Vie du sol au jardin… et en entreprise
La permaculture nous apprend à prendre soin du sol, pour qu’il prenne à son tour soin des cultures.
♨️ Attention: ceci n’est pas un article sur le jardinage.
Le sol d’une entreprise, ce sont les femmes et les hommes qui la composent. La permaculture dit qu’il n’y a pas de mauvais sol … seulement de mauvais jardiniers.
Le travail essentiel du jardinier permacole est de maintenir le sol vivant, grouillant de bactéries et de vers de terre :
🌻 Un sol vivant permet aux plantes de mieux absorber les nutriments.
Sans vie, un sol sera riche sans que les plantes ne puissent absorber cette richesse (comme une équipe constituée des meilleurs éléments qui ne produiraient pas grand chose).

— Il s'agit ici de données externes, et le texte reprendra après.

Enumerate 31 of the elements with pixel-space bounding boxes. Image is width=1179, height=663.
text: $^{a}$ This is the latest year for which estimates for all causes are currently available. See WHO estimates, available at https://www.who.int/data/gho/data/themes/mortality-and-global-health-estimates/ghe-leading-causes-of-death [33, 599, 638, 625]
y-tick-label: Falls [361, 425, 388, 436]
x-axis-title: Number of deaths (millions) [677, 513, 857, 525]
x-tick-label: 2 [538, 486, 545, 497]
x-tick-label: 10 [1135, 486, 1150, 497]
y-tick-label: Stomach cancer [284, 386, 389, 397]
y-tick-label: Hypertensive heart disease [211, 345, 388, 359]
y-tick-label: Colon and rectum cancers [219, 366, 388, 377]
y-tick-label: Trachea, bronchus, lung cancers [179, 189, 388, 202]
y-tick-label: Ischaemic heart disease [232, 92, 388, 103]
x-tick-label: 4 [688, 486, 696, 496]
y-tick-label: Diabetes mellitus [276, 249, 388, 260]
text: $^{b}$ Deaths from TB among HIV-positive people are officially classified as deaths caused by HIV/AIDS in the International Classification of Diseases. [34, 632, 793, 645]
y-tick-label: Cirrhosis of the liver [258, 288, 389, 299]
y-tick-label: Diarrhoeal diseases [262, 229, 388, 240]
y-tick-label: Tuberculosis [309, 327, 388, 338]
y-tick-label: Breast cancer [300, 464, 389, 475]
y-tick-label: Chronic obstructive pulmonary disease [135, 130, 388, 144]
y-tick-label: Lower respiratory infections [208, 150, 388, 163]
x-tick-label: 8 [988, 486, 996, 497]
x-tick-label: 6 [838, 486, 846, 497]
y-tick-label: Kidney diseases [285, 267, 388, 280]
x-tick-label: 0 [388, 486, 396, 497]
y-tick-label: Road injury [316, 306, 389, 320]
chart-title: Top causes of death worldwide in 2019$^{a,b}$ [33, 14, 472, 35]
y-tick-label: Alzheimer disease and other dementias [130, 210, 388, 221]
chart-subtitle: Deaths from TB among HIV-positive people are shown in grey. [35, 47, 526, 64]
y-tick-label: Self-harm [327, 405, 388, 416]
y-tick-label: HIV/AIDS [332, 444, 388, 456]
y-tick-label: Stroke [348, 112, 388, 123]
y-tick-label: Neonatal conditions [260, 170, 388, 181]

Ces nutriments permettent aux plantes de se défendre contre les agressions externes, ils influent sur la taille et la saveur des récoltes.
📍 Traduction > Rendement, Qualité
🌻 Un sol vivant rend le sol plus perméable en cas d’inondation et retient mieux l’eau en cas de sécheresse.
📍 Traduction > Résilience
Des équipes résilientes, produisant avec rendement et qualité, cela vous intéresse? Allons plus loin, et interrogeons-nous sur ce dont un sol a besoin pour être et rester vivant :
1/ De paix…
Limiter le labour profond et les engins agricoles lourds, qui compactent le sol et massacrent les vers de terre.
En entreprise, une bonne façon de “labourer” les collaborateurs est de les soumettre à des réorganisations successives qui “mélangent” les équipes, mettent tout “sans dessus dessous”, etc…
Le labour intensif crée un phénomène appelé “semelle de labour”. Cette couche compacte empêche l’infiltration de l’eau et favorise le lessivage: les nutriments du sol sont charriés par l’eau dans les cours d’eau, pour ne plus jamais revenir.
Du “lessivage” d’équipe, en entreprise, cela vous parle ?
2/ Et d’air !
Moi qui aime les paradoxes, celui-ci me plait:
📌 Sur un sol déjà meuble, la meilleure manière d’aérer le sol est de ne rien faire.
📌 Sur un sol argileux et compact, un travail du sol est nécessaire, ce qui signifie… labourer. Jamais intensément, jamais profondément, mais labourer quand même. Il n’est pas exclu que quelques vers de terre y succombent, mais ce labour redonnera vie au sol. D’autres pratiques permettront, au fil du temps, de s’en passer. Car la permaculture a démontré qu’il était possible de changer la nature même d’un sol, avec patience et amour.
Si vous avez suivi le parallèle sur le labour/réorganisation en entreprise, vous avez déjà conclu qu’il faut d’abord bien connaître la nature de votre “sol/équipes” avant d’envisager un changement, et de limiter ce changement au strict nécessaire.
Pour être exhaustive et conforme aux principes agronomiques : le sol, pour être vivant, a également besoin d’eau et de chaleur.
Pour des collaborateurs, l’eau serait la rémunération (nécessaire mais insuffisant). Et la chaleur serait la reconnaissance.